Citation179 Ala. 9,60 So. 842
PartiesUNDERWOOD v. STATE.
Decision Date19 December 1912
CourtSupreme Court of Alabama

On Application for Rehearing, February 6, 1913.

On Application for Rehearing.

Appeal from Circuit Court, Walker County; J. J. Curtis, Judge.

Ransom Underwood was convicted of murder in the second degree, and he appeals. Affirmed.

The facts sufficiently appear from the opinion of the court. The following charges were refused to the defendant:

(7) "The court charges the jury that, if, from all the evidence, you have a reasonable doubt as to whether it was necessary for the defendant to shoot the deceased to save his own life or prevent great bodily harm being done him, you will acquit defendant."

(33) "I charge you that defendant was under no duty to retreat, unless he could have done so without endangering his life or linib."

(10) "Unless you are convinced beyond all reasonable doubt and to a moral certainty, after considering all the evidence in this case, that the defendant was killed, and that he had a reasonable mode of escape, you cannot find the plaintiff guilty."

(11) "The burden of proof is on the state in this case to convince you, beyond all reasonable doubt, that defendant brought about the difficulty, and that there was a reasonable mode of escape by defendant; and, unless they have so convinced you, after considering all the evidence in this case, it is your duty to acquit the defendant."

(16) "I charge you that at the time the defendant fired the shot that killed deceased, if he reasonably believed that it was necessary for him to fire said shot to save himself from great bodily harm, and that the circumstances were such as to convince an ordinary man that he was in danger of great bodily harm at the hands of deceased, then you should acquit him, provided you find he is not at fault in bringing on the difficulty."

(30) "The defendant is entitled to the plea of self-defense in this case, unless the evidence convinces you, beyond a reasonable doubt, that defendant was at fault in bringing on the difficulty."

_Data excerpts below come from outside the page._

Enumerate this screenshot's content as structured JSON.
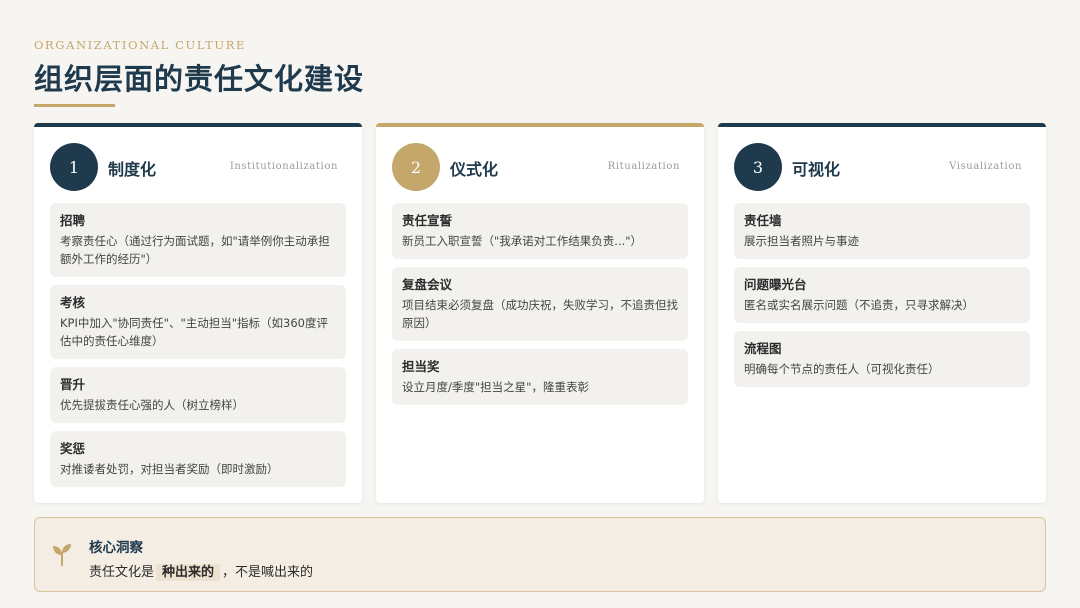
{
  "header": {
    "eyebrow": "ORGANIZATIONAL CULTURE",
    "title": "组织层面的责任文化建设"
  },
  "colors": {
    "navy": "#1f3a4d",
    "gold": "#c5a66b",
    "background": "#f6f5f2"
  },
  "cards": [
    {
      "number": "1",
      "title": "制度化",
      "subtitle": "Institutionalization",
      "items": [
        {
          "title": "招聘",
          "desc": "考察责任心（通过行为面试题，如\"请举例你主动承担额外工作的经历\"）"
        },
        {
          "title": "考核",
          "desc": "KPI中加入\"协同责任\"、\"主动担当\"指标（如360度评估中的责任心维度）"
        },
        {
          "title": "晋升",
          "desc": "优先提拔责任心强的人（树立榜样）"
        },
        {
          "title": "奖惩",
          "desc": "对推诿者处罚，对担当者奖励（即时激励）"
        }
      ]
    },
    {
      "number": "2",
      "title": "仪式化",
      "subtitle": "Ritualization",
      "items": [
        {
          "title": "责任宣誓",
          "desc": "新员工入职宣誓（\"我承诺对工作结果负责...\"）"
        },
        {
          "title": "复盘会议",
          "desc": "项目结束必须复盘（成功庆祝，失败学习，不追责但找原因）"
        },
        {
          "title": "担当奖",
          "desc": "设立月度/季度\"担当之星\"，隆重表彰"
        }
      ]
    },
    {
      "number": "3",
      "title": "可视化",
      "subtitle": "Visualization",
      "items": [
        {
          "title": "责任墙",
          "desc": "展示担当者照片与事迹"
        },
        {
          "title": "问题曝光台",
          "desc": "匿名或实名展示问题（不追责，只寻求解决）"
        },
        {
          "title": "流程图",
          "desc": "明确每个节点的责任人（可视化责任）"
        }
      ]
    }
  ],
  "insight": {
    "icon": "sprout-icon",
    "title": "核心洞察",
    "text_before": "责任文化是",
    "highlight": "种出来的",
    "text_after": "，不是喊出来的"
  }
}
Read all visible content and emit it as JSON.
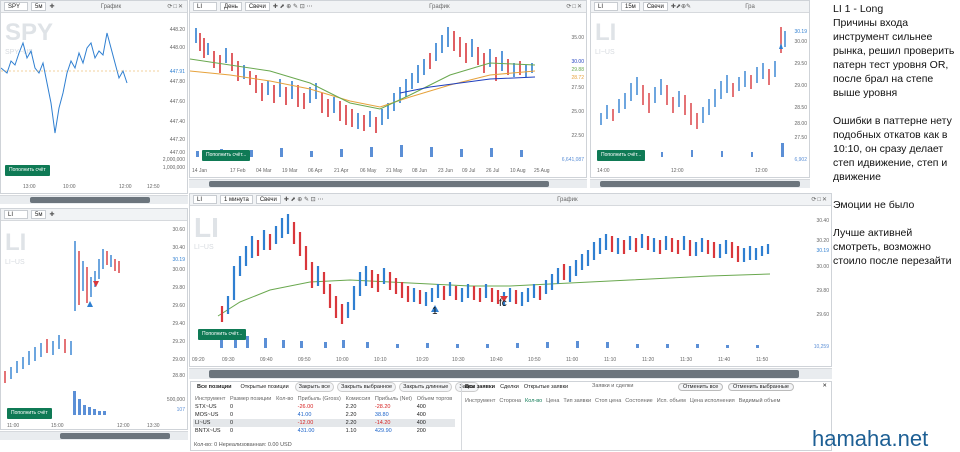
{
  "panels": {
    "spy": {
      "symbol": "SPY",
      "tf": "5м",
      "graph": "График",
      "wm": "SPY",
      "wm2": "SPY~US",
      "yticks": [
        "448.20",
        "448.00",
        "447.91",
        "447.80",
        "447.60",
        "447.40",
        "447.20",
        "447.00"
      ],
      "vol_ticks": [
        "2,000,000",
        "1,000,000"
      ],
      "xticks": [
        "13:00",
        "10:00",
        "12:00",
        "12:50"
      ],
      "btn": "Пополнить счёт"
    },
    "li_daily": {
      "symbol": "LI",
      "tf": "День",
      "type": "Свечи",
      "graph": "График",
      "yticks": [
        "35.00",
        "30.00",
        "29.88",
        "28.72",
        "27.50",
        "25.00",
        "22.50"
      ],
      "vol": "6,641,087",
      "xticks": [
        "14 Jan",
        "17 Feb",
        "04 Mar",
        "19 Mar",
        "06 Apr",
        "21 Apr",
        "06 May",
        "21 May",
        "08 Jun",
        "23 Jun",
        "09 Jul",
        "26 Jul",
        "10 Aug",
        "25 Aug"
      ],
      "btn": "Пополнить счёт..."
    },
    "li_15": {
      "symbol": "LI",
      "tf": "15м",
      "type": "Свечи",
      "graph": "Гра",
      "wm": "LI",
      "wm2": "LI~US",
      "yticks": [
        "30.19",
        "30.00",
        "29.50",
        "29.00",
        "28.50",
        "28.00",
        "27.50"
      ],
      "xticks": [
        "14:00",
        "12:00",
        "12:00"
      ],
      "vol": "6,902",
      "btn": "Пополнить счёт..."
    },
    "li_5": {
      "symbol": "LI",
      "tf": "5м",
      "wm": "LI",
      "wm2": "LI~US",
      "yticks": [
        "30.60",
        "30.40",
        "30.19",
        "30.00",
        "29.80",
        "29.60",
        "29.40",
        "29.20",
        "29.00",
        "28.80"
      ],
      "vol": "500,000",
      "vol2": "107",
      "xticks": [
        "11:00",
        "15:00",
        "12:00",
        "13:30"
      ],
      "btn": "Пополнить счёт"
    },
    "li_1": {
      "symbol": "LI",
      "tf": "1 минута",
      "type": "Свечи",
      "graph": "График",
      "wm": "LI",
      "wm2": "LI~US",
      "yticks": [
        "30.40",
        "30.20",
        "30.19",
        "30.00",
        "29.80",
        "29.60"
      ],
      "vol": "10,259",
      "xticks": [
        "09:20",
        "09:30",
        "09:40",
        "09:50",
        "10:00",
        "10:10",
        "10:20",
        "10:30",
        "10:40",
        "10:50",
        "11:00",
        "11:10",
        "11:20",
        "11:30",
        "11:40",
        "11:50"
      ],
      "btn": "Пополнить счёт...",
      "mark1": "1",
      "mark2": "fc"
    }
  },
  "positions": {
    "tabs": [
      "Все позиции",
      "Открытые позиции",
      "Закрыть все",
      "Закрыть выбранное",
      "Закрыть длинные",
      "Закры"
    ],
    "headers": [
      "Инструмент",
      "Размер позиции",
      "Кол-во",
      "Прибыль (Gross)",
      "Комиссия",
      "Прибыль (Net)",
      "Объем торгов"
    ],
    "rows": [
      {
        "sym": "STX~US",
        "size": "0",
        "qty": "",
        "gross": "-26.00",
        "comm": "2.20",
        "net": "-28.20",
        "vol": "400"
      },
      {
        "sym": "MOS~US",
        "size": "0",
        "qty": "",
        "gross": "41.00",
        "comm": "2.20",
        "net": "38.80",
        "vol": "400"
      },
      {
        "sym": "LI~US",
        "size": "0",
        "qty": "",
        "gross": "-12.00",
        "comm": "2.20",
        "net": "-14.20",
        "vol": "400"
      },
      {
        "sym": "BNTX~US",
        "size": "0",
        "qty": "",
        "gross": "431.00",
        "comm": "1.10",
        "net": "429.90",
        "vol": "200"
      }
    ],
    "footer": "Кол-во: 0   Нереализованная: 0.00 USD"
  },
  "orders": {
    "tabs": [
      "Все заявки",
      "Сделки",
      "Открытые заявки"
    ],
    "title": "Заявки и сделки",
    "cancel_all": "Отменить все",
    "cancel_sel": "Отменить выбранные",
    "cols": [
      "Инструмент",
      "Сторона",
      "Кол-во",
      "Цена",
      "Тип заявки",
      "Стоп цена",
      "Состояние",
      "Исп. объем",
      "Цена исполнения",
      "Видимый объем"
    ]
  },
  "note": {
    "title": "LI 1 - Long",
    "p1": "Причины входа инструмент сильнее рынка, решил проверить патерн тест уровня OR, после брал на степе выше уровня",
    "p2": "Ошибки в паттерне нету подобных откатов как в 10:10, он сразу делает степ идвижение, степ и движение",
    "p3": "Эмоции не было",
    "p4": "Лучше активней смотреть, возможно стоило после перезайти"
  },
  "brand": "hamaha.net",
  "colors": {
    "up": "#2f7fd1",
    "down": "#d9373c",
    "ma_green": "#6aa84f",
    "ma_orange": "#e6a23c",
    "ma_blue": "#1f3fbf",
    "volume": "#5b8fd6"
  }
}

(40) "The burden of proof is not on the defendant to establish self-defense by a preponderance of the evidence but if there is a reasonable doubt in the minds of the jury as to whether or not the defendant was in imminent peril of his life or of great bodily harm at the time he shot, or that the circumstances were such as to raise in the minds of defendant a reasonable belief that he was in imminent peril of his life or of great bodily harm, and you are not cinvinced beyond a reasonable doubt that defendant was at fault in bringing on the difficulty, then you must acquit him."

(47) "If the defendant has proven to your reasonable satisfaction that, at the time he fired the fatal shot which killed deceased, there was a present, impending necessity to take the life of the deceased by the defendant, then the burden shifts to the state to prove, beyond a reasonable doubt, that defendant was not free from fault in bringing on the difficulty."

(12) "If you have a reasonable doubt that there was no reasonable grounds of escape, after the deceased began shooting at defendant, without increasing his peril, then it is your duty to acquit the defendant, after considering all the testimony in the case, provided you further believe from the evidence that defendant was free from fault in bringing on the difficulty."

(18) "There is no evidence that defendant was at fault in bringing on the difficulty."

(21) "If the defendant honestly believed that he was in danger of great bodily harm at the hands of deceased at the time he fired the shot that killed the deceased, the defendant was justified in acting upon such belief."

(27) "If the defendant shot the deceased under a bona fide belief that his life was in danger, he was under no duty to retreat, unless he could have done so without increasing his danger."

(24) "If there is one single fact proven to the satisfaction of the jury which is inconsistent with the defendant's guilt, the jury should acquit him."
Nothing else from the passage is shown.